Elle pensait à son rêve, le lendemain matin, quand «ce Monsieur» se présenta à l'hôtel avec sa raquette, faisant demander si mademoiselle Leloitre était disposée à jouer. Le matin, quel prétexte fournir pour ne pas jouer? Et, de plus, mère et grand'mère pouvaient surveiller le tennis de leurs chambres, ou venir s'asseoir hors du grillage avec le petit frère qui, d'ailleurs, non seulement ramassait les balles égarées, mais jugeait les coups, épiait les gestes, écoutait les propos et annonçait le tout comme un instrument enregistreur.

Loyalement, ingénument aussi, selon sa coutume, Edith confessa à sa famille qu'elle avait, cette fois, bien observé ce Monsieur, de qui on lui avait tant parlé et qu'elle avait peine à croire qu'il fût un type si redoutable: «C'est un grand gosse, dit-elle; il aime à jouer, comme moi, et je fais le pari qu'il ne pense qu'à cela. Quant à le trouver repoussant, comme le prétend grand'mère, moi, je ne l'avais pas regardé jusqu'ici, mais, à présent, je lui vois plutôt une tête à caractère: on m'a fait dessiner des méplats de Romains qui se rapprochaient de ça...

--Romains! Romains! ton petit frère affirme qu'il l'a entendu dire des gros mots entre les dents.

--Je le crois volontiers: son partenaire fait des services déplorables!... Si tu crois...

--Enfin, André prétend que, quand il rate son coup, il a une figure d'assassin!

--Mais, grand'mère, c'est la dame de la musique, à l'établissement, qui a prononcé ce mot-là, hier! André ne sait que rapporter, il ferait aussi bien de se taire... Et cette vieille bavarde de la musique, est-ce que tu la connais, elle? pas plus qu'elle ne connaît elle-même ce Monsieur!

--Enfin, tu défends ce Monsieur, c'est clair!

--Mais, grand'mère, je défends ce Monsieur parce qu'on l'attaque! Ce n'est pas moi qui m'intéressais à lui...

--«Qui m'intéressais à lui!...» c'est avouer que tu t'intéresses à lui aujourd'hui?

--Mais, grand'mère, on ne parle que de lui!...

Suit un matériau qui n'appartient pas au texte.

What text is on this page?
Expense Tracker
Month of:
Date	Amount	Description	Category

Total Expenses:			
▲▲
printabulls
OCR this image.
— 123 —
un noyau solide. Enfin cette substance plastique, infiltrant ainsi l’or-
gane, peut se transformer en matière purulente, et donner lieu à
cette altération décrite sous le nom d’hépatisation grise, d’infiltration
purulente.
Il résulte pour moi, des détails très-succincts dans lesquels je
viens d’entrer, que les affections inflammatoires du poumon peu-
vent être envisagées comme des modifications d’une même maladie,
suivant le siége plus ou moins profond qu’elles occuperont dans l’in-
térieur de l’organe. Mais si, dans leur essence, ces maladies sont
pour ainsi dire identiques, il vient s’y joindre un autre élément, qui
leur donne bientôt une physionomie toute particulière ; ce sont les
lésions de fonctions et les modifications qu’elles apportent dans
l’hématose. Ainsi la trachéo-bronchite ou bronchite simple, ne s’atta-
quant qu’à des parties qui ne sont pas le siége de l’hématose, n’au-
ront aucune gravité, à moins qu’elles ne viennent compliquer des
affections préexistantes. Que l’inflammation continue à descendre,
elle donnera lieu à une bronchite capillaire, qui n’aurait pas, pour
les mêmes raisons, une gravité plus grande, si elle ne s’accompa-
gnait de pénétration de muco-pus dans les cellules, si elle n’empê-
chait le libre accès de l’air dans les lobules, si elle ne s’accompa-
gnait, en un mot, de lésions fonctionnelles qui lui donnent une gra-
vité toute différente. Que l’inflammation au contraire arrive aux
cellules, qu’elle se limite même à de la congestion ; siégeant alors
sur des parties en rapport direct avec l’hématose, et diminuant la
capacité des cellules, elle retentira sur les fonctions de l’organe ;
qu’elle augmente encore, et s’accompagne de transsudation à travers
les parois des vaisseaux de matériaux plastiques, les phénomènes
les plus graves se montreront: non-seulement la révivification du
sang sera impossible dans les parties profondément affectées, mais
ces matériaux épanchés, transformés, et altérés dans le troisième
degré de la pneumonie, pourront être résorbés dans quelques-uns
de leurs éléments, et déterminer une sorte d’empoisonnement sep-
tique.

Un conseil fut tenu. La famille était alarmée. On ne prit pas quatre chemins. La grand'mère n'hésita point à sacrifier sa santé pour épargner un malheur à sa petite-fille. Toute la famille était venue aux eaux, sans rechigner, dans son intérêt à elle; elle pouvait bien quitter les eaux dans l'intérêt du coeur de la chère Edith. On partit, sans plus tarder, rejoindre M. Leloitre à Chamonix. Et quand le lent petit train à crémaillère commença de s'élever en serpentant, et quitta la vallée, Edith poussa un soupir qui n'échappa pas à la sollicitude des deux mères. Et, ce qui ne lui arrivait jamais, elle devint rêveuse pendant le reste du voyage, et ses yeux avaient une humidité inaccoutumée. Le père fut mis au courant des faits. Il connaissait plusieurs traits épouvantables de jeunes aventuriers cyniques, et il mêla sa voix à celles de sa femme et de sa belle-mère pour détruire, dans l'esprit d'Edith, le souvenir du champion qu'on ne nommait plus que «ce Monsieur». Si le souvenir de «ce Monsieur» n'était pas exterminé après tant d'insistance, grand Dieu! que fallait-il donc?